ZACHODNI KAMERUN, JAKŻE INNY OD WSCHODNIEGO
Kończymy nasz przejazd przez zachodni Kamerun. Zupełnie inny od wschodniego, który widzieliśmy w ubiegłym roku. Zachód jest bogatszy, gospodarniejszy, bardziej pracowity. Ludzie w większości mają prąd. W miastach nie ma przerw w dostawach prądu, co na wschodzie jest normalnością.
Fot. Kamerun Zachodni.
Fot. Ulice miast zachodniego Kamerunu.
Widzieliśmy wielohektarowe plantacje bananów, ananasów, kukurydzy. Ziemia jest powulkaniczna, czarna, żyzna. Uprawy są do samego skraju drogi. I prowadzone bardzo rozsądnie, gospodarczo. Harmonogram upraw wyznacza tutaj pora deszczowa. Na jej początku sadzi się kukurydzę. Gdy kolby zostaną zebrane, pozostałe po nich łodygi wykorzystuje się do uprawy fasoli. Pod koniec pory deszczowej fasola dorasta już do wysokości metra, wsparta naturalnie o łodygi kukurydzy.
Fot. Uprawa fasoli na łodygach kukurydzy.

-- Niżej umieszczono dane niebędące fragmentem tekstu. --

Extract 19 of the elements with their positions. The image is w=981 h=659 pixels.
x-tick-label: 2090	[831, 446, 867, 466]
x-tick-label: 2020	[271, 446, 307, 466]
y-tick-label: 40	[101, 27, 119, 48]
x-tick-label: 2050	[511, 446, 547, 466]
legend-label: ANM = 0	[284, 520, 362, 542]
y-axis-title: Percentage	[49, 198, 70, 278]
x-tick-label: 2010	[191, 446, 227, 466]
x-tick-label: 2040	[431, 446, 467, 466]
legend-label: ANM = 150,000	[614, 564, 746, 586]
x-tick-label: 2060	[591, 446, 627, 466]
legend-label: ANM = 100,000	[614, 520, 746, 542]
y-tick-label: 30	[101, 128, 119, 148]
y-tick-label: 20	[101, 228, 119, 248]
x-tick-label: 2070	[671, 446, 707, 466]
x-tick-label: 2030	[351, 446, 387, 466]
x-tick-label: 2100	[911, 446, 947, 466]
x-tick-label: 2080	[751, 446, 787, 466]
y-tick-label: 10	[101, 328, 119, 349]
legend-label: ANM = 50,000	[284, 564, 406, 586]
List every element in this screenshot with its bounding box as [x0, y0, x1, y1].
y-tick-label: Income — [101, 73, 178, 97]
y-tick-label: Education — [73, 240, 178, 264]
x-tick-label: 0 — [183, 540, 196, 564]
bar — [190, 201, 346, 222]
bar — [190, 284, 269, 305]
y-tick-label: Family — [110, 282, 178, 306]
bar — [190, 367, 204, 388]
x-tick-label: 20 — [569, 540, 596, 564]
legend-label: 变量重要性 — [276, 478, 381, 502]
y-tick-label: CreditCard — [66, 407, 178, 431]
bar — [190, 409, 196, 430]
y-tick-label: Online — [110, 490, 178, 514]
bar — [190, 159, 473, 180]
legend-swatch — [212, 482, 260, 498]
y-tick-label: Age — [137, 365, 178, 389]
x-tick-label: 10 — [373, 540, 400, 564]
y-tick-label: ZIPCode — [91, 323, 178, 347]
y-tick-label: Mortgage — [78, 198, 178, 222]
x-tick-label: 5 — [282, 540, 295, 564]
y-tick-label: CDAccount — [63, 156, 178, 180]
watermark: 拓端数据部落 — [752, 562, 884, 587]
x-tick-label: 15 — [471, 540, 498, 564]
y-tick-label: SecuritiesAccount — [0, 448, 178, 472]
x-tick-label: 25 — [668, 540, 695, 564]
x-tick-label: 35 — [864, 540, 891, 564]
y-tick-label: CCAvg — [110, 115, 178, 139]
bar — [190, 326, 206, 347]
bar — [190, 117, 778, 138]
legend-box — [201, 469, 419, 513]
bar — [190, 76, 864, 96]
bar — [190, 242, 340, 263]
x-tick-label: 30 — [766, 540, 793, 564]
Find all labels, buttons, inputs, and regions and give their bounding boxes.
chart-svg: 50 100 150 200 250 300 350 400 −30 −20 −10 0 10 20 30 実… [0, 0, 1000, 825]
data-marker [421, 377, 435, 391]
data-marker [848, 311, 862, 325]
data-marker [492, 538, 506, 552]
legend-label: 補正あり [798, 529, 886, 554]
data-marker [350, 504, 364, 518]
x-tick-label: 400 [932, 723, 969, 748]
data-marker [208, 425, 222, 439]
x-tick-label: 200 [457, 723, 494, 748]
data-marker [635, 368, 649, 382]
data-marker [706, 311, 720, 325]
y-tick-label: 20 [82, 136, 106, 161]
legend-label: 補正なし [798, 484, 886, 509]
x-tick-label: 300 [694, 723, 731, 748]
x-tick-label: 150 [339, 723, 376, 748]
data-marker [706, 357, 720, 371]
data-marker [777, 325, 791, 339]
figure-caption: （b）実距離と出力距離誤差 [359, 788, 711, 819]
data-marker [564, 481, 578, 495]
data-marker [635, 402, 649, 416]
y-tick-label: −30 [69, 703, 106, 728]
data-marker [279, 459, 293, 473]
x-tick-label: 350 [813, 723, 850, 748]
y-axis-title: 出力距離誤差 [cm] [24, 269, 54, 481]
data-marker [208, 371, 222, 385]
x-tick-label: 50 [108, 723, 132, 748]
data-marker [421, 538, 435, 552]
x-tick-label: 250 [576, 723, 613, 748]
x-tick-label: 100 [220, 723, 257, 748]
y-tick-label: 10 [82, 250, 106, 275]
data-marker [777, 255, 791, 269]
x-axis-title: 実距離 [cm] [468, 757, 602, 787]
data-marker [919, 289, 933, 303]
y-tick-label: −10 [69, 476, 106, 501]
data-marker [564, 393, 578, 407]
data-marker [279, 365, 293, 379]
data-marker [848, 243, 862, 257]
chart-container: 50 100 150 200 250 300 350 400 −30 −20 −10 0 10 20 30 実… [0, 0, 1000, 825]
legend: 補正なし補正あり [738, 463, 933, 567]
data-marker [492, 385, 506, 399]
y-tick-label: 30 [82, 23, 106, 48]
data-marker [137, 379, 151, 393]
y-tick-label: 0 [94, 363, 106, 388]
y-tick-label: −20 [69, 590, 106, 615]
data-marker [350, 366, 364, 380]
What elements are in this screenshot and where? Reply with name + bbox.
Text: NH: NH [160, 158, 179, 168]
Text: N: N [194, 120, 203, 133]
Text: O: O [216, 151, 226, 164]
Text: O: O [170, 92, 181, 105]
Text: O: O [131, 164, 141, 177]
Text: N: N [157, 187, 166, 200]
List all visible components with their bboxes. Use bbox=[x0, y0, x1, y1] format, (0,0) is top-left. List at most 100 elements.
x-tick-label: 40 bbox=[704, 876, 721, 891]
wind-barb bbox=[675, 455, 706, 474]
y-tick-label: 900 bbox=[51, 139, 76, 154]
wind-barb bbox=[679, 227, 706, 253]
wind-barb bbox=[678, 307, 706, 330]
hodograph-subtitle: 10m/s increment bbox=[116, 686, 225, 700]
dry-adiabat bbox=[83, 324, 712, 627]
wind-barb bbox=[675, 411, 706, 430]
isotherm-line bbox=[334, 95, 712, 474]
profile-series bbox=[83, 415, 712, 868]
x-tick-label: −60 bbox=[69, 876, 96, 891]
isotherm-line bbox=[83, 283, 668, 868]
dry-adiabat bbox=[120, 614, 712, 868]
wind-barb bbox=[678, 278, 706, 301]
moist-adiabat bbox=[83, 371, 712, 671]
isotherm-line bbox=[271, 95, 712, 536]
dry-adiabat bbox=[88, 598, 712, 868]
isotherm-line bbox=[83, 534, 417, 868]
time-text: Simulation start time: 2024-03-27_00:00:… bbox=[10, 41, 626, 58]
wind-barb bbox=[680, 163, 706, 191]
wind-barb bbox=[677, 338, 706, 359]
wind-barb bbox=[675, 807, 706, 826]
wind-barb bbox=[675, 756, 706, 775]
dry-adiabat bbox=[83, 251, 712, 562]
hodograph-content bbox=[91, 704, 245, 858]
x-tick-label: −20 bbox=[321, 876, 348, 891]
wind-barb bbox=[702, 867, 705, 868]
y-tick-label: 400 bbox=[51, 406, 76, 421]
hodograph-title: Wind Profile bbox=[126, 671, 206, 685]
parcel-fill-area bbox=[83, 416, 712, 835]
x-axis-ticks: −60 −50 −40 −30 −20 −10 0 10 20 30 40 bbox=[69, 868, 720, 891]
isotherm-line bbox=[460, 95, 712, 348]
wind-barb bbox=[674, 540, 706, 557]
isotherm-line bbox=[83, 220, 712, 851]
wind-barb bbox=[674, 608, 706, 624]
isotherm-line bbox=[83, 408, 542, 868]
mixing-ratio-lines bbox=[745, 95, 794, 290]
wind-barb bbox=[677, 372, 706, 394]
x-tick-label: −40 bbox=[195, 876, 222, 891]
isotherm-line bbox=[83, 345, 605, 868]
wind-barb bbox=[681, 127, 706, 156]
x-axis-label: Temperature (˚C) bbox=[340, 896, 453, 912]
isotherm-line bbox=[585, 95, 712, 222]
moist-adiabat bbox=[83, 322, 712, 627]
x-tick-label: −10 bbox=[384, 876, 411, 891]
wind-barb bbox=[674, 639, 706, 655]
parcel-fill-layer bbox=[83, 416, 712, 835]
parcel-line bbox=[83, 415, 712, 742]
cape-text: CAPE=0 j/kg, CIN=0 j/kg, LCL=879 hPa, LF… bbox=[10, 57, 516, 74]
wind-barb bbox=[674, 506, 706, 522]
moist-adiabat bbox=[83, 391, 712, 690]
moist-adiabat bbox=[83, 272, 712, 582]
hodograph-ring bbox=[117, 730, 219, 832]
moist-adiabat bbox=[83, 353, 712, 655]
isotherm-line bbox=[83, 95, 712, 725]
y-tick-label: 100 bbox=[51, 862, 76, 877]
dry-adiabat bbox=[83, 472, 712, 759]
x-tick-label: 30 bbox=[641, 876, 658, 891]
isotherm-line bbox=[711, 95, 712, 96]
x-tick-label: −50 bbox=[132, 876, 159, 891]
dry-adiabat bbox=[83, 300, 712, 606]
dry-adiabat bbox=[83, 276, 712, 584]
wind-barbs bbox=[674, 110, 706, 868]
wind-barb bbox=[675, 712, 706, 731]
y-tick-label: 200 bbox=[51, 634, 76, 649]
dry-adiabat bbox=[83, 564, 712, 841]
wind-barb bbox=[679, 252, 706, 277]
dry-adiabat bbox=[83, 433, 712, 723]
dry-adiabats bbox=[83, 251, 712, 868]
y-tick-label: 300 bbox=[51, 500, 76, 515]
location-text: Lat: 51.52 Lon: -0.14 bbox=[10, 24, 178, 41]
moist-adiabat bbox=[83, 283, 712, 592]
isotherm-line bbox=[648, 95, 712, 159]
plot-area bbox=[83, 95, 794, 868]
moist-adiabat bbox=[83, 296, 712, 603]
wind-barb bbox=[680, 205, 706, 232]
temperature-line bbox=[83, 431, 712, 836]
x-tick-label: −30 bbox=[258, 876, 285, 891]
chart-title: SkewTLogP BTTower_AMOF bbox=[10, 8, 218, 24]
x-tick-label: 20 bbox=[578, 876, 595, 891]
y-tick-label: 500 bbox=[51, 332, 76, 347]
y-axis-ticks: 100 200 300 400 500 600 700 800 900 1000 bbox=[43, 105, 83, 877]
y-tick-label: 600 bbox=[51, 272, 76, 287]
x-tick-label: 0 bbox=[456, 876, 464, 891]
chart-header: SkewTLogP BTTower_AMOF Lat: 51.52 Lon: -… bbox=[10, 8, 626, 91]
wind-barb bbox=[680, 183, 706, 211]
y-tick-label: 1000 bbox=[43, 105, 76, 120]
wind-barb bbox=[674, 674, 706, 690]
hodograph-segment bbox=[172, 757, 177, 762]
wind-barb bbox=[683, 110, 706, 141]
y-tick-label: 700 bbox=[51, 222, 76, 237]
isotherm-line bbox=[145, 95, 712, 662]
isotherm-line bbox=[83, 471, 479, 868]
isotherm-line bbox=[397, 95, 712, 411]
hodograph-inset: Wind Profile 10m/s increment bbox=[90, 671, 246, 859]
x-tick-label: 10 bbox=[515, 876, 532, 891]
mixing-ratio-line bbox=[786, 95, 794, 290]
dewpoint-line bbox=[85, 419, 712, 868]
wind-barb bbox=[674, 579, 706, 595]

Uprawia się tu również kapustę. Na wschodzie, na czerwonej żelazistej ziemi, na którą wdziera się nieustannie las tropikalny, takie uprawy są niemożliwe. Na zachodzie plony są obfite, nie widać głodu. Pewnie jest, ale nie tak uderzający jak na wschodzie. W okolicy Baffousam są farmy hodowlane kur – 100 tysięcy niosek w brojlerach, podobno budowana przez Polaków. Zebrane jaja farmerzy importują do krajów ościennych.